Monday, August 13, 2007

Paul Rodgers, the Doors do justice to their pasts

Originally published on on Sunday, August 12, 2007

Review: Ray Manzarek and Robby Krieger delivered moments of magic, but the Bad Company/Free vocalist lived up to top billing with a crowd-pleaser.
Special to the Register

One of the greatest bands of all time, the Doors left behind recordings that are a collective part of rock 'n' roll consciousness. Fans are not only deeply familiar with the melodies sung by the late Jim Morrison, they even know the extended keyboard solos crafted by Ray Manzarek and the flamenco-tinged fretwork immortalized by Robby Krieger.

Since Morrison's death in 1971, the Doors' music has had a lasting impact with audiences, rare and previously unavailable recordings still seeping into the marketplace (the latest from the band is Rhino Records' impressive two-disc "Live in Boston 1970," released just last month).
Further keeping the flame alive is Riders on the Storm, a tribute of sorts featuring Manzarek, Krieger and one-time Fuel singer Brett Scallions. (The Cult's frontman Ian Astbury was on board when this revivalist concept emerged as the Doors of the 21st Century earlier this decade.)

How carefully these Riders recreate the Doors experience in the '00s – as it attempted to do for nearly an hour Saturday night (Aug. 11, 2007) at Pacific Amphitheatre – likely may be a matter of debate, but Scallions is clearly a kindred spirit of the late Morrison. His thin frame, black attire and fluid stage movements helped bring plenty of energy to this performance.
His routine eventually faltered because his own voice failed as a substitute for Morrison's deep and resonant baritone. But the good news for Doors fans was that both Manzarek and Krieger were in excellent form, replicating and improvising around timeless riffs and melodies from "Break on Through," "Light My Fire" and "L.A. Woman" (the latter two both clocked in at around 10 minutes apiece).

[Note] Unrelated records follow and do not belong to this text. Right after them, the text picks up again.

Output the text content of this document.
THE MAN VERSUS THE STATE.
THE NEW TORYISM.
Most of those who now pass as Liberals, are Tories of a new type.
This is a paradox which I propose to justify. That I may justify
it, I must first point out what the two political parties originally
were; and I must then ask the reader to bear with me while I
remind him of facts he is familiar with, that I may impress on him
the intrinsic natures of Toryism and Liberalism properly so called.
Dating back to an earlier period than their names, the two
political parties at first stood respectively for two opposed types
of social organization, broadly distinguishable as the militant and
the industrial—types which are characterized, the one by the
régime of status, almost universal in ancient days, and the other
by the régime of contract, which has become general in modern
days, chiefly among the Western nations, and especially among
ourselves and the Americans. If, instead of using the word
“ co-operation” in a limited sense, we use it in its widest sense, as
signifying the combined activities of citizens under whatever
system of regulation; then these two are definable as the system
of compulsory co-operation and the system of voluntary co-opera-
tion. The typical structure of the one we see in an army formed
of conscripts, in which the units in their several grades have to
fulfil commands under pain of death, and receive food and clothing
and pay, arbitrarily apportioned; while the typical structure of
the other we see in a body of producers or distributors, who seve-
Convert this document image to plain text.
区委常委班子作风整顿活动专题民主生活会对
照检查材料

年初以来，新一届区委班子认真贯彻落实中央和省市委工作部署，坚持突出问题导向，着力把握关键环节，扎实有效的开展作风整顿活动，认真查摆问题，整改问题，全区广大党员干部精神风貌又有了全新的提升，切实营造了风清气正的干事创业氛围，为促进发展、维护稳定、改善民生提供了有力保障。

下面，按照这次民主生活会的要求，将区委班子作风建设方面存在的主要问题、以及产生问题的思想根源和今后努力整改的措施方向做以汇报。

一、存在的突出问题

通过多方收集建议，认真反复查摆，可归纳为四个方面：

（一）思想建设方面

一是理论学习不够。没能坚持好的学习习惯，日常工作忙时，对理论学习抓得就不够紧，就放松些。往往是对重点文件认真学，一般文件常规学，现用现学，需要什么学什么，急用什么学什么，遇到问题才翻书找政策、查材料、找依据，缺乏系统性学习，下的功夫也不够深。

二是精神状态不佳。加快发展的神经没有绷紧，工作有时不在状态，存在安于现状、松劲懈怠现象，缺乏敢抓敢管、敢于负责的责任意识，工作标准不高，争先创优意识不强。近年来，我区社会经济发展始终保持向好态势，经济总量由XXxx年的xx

But headliner Paul Rodgers was clearly the winner this night. Back to his solo ways after a well-received tour fronting Queen – and backed by a strong four-man band, with kudos to the dual guitar attack of Howard Leese and Kurtis Dengler – Rodgers performed his best-known hits from both Bad Company and Free during an 80-minute performance.
Long recognized as one of rock's greatest vocalists, Rodgers proved it again and again here with pitch-perfect renditions of "Rock and Roll Fantasy" and even more challenging fare, such as "Can't Get Enough," "Feel Like Makin' Love" and "Saving Grace." His set only gained momentum as the night wore on, and his vocal firepower was up to the challenge, leading the crowd through sing-alongs during "Shooting Star," "All Right Now" and "Bad Company."

But Rodgers really sealed the deal with an amazing vocal display during a cover of the Jimi Hendrix classic "Little Wing," bringing both heartfelt emotion and dynamics to the piece.
Canadian singer-guitarist Pat Travers opened the night with a pleasing set of hard-rocking blues. Though most known for his cover of Stan Lewis' "Boom Boom (Out Go the Lights)," that audience favorite was outdistanced by newer material such as "Crash and Burn" and "I Don't Care."